Competitive Edge Franco-Nevada has a distinctive and entrenched competitive position in the mining finance space. Its royalty and streaming model gives it exposure to commodity prices and mine life extensions, but without taking on the heavy operating, environmental, and capital risks of running mines. The portfolio is broad across assets, countries, and commodities, which reduces dependence on any single project. Its scale, long track record, strong balance sheet, and relationships with operators make it a preferred partner for complex financing deals. Key risks to this position include project-specific disruptions (such as Cobre Panama), shifts in host-country politics, and competition from other royalty and streaming companies, but the existing diversified portfolio provides meaningful resilience.


Innovation and R&D

Innovation and R&D Innovation at Franco-Nevada is mainly financial and analytical rather than technological. The company’s edge comes from designing flexible royalty and streaming structures, performing deep technical and financial due diligence, and actively managing a large, complex portfolio of interests. It leverages in-house geological and engineering expertise to assess projects rather than spending on traditional R&D labs or proprietary tech.
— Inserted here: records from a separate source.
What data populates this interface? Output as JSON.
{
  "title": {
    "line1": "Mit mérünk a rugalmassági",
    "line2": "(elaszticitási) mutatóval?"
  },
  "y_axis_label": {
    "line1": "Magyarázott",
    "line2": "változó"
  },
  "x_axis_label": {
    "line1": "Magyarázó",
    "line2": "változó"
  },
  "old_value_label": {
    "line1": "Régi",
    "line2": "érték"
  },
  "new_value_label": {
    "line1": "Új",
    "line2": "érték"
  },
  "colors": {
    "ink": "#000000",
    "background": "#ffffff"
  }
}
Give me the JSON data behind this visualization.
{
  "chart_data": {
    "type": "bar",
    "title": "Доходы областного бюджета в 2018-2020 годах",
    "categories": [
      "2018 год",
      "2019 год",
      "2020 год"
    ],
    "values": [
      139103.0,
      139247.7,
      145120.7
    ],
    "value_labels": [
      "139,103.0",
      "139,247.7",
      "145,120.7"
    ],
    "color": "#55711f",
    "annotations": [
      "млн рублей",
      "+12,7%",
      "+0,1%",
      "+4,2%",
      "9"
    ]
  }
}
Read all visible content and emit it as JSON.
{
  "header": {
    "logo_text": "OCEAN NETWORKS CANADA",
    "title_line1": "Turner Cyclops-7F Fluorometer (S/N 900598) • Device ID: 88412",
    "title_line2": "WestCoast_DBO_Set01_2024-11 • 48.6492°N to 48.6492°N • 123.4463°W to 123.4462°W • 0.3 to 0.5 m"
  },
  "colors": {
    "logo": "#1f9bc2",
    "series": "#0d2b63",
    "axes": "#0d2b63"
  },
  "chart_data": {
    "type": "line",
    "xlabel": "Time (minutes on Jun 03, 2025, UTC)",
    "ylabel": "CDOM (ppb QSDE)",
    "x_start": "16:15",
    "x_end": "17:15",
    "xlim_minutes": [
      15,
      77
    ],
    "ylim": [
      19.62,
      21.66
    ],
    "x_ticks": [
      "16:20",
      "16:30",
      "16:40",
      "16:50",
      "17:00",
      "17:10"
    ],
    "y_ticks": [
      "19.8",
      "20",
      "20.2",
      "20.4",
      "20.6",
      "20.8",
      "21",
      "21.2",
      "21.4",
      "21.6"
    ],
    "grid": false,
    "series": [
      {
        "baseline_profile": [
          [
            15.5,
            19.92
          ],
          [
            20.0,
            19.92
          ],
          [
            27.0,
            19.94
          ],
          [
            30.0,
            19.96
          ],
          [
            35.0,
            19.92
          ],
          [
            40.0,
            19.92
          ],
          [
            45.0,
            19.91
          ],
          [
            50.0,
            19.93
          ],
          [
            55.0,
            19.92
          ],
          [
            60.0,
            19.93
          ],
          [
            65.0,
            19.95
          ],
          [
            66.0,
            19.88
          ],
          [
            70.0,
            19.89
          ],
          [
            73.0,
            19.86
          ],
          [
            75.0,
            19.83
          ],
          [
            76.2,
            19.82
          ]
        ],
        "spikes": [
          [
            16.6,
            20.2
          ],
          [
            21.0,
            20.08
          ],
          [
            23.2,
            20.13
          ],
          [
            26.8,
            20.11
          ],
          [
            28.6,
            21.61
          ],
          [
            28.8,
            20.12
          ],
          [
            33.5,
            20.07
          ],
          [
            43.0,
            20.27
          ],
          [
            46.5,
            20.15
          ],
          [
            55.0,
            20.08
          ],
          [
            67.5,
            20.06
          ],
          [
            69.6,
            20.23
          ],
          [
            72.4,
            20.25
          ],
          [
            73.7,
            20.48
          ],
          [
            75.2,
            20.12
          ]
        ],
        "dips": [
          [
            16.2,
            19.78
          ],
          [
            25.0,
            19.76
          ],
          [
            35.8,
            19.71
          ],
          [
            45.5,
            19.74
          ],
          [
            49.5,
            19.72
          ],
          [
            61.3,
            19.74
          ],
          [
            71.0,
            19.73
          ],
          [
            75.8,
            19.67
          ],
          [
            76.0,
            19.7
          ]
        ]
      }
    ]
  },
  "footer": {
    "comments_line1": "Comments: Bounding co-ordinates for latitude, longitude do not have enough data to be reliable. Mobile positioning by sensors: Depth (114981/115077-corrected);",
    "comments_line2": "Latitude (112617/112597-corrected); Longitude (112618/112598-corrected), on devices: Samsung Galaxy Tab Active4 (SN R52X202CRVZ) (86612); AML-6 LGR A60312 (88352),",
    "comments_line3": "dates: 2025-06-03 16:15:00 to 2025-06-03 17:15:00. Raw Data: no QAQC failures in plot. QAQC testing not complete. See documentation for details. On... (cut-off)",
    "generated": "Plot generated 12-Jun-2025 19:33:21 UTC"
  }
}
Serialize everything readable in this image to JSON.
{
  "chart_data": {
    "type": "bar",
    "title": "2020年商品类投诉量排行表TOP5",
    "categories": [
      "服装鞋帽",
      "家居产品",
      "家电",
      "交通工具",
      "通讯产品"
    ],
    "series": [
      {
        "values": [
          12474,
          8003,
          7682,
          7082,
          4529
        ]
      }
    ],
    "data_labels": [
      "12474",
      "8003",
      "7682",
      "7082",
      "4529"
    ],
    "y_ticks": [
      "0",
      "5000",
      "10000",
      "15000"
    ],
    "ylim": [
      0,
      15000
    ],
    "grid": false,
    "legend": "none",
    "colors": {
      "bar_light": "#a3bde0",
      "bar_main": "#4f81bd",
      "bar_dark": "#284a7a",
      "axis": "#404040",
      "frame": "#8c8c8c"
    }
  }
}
The real “optional R&D” upside is embedded in its agreements: when partners make new discoveries or expand reserves on properties where Franco-Nevada holds rights, the company benefits without investing new capital. Future innovation is likely to focus on new deal structures, broader commodity exposure, careful use of ESG criteria, and opportunistic acquisitions rather than on physical mining technology.


Summary

Overall, Franco-Nevada combines a high-margin, asset-light business model with a very conservative balance sheet and reliable cash generation. The one-off weak year in 2023 stands out but appears to be more of an exceptional event than a long-term trend, with profitability recovering in 2024. The company’s strength lies in its diversified royalty and streaming portfolio, strong liquidity, and disciplined approach to new deals. Key things to watch include resolution of the Cobre Panama situation, execution and ramp-up of new projects in its pipeline, continued access to attractive deals in a competitive market, and how well it maintains its risk profile as it grows and diversifies further.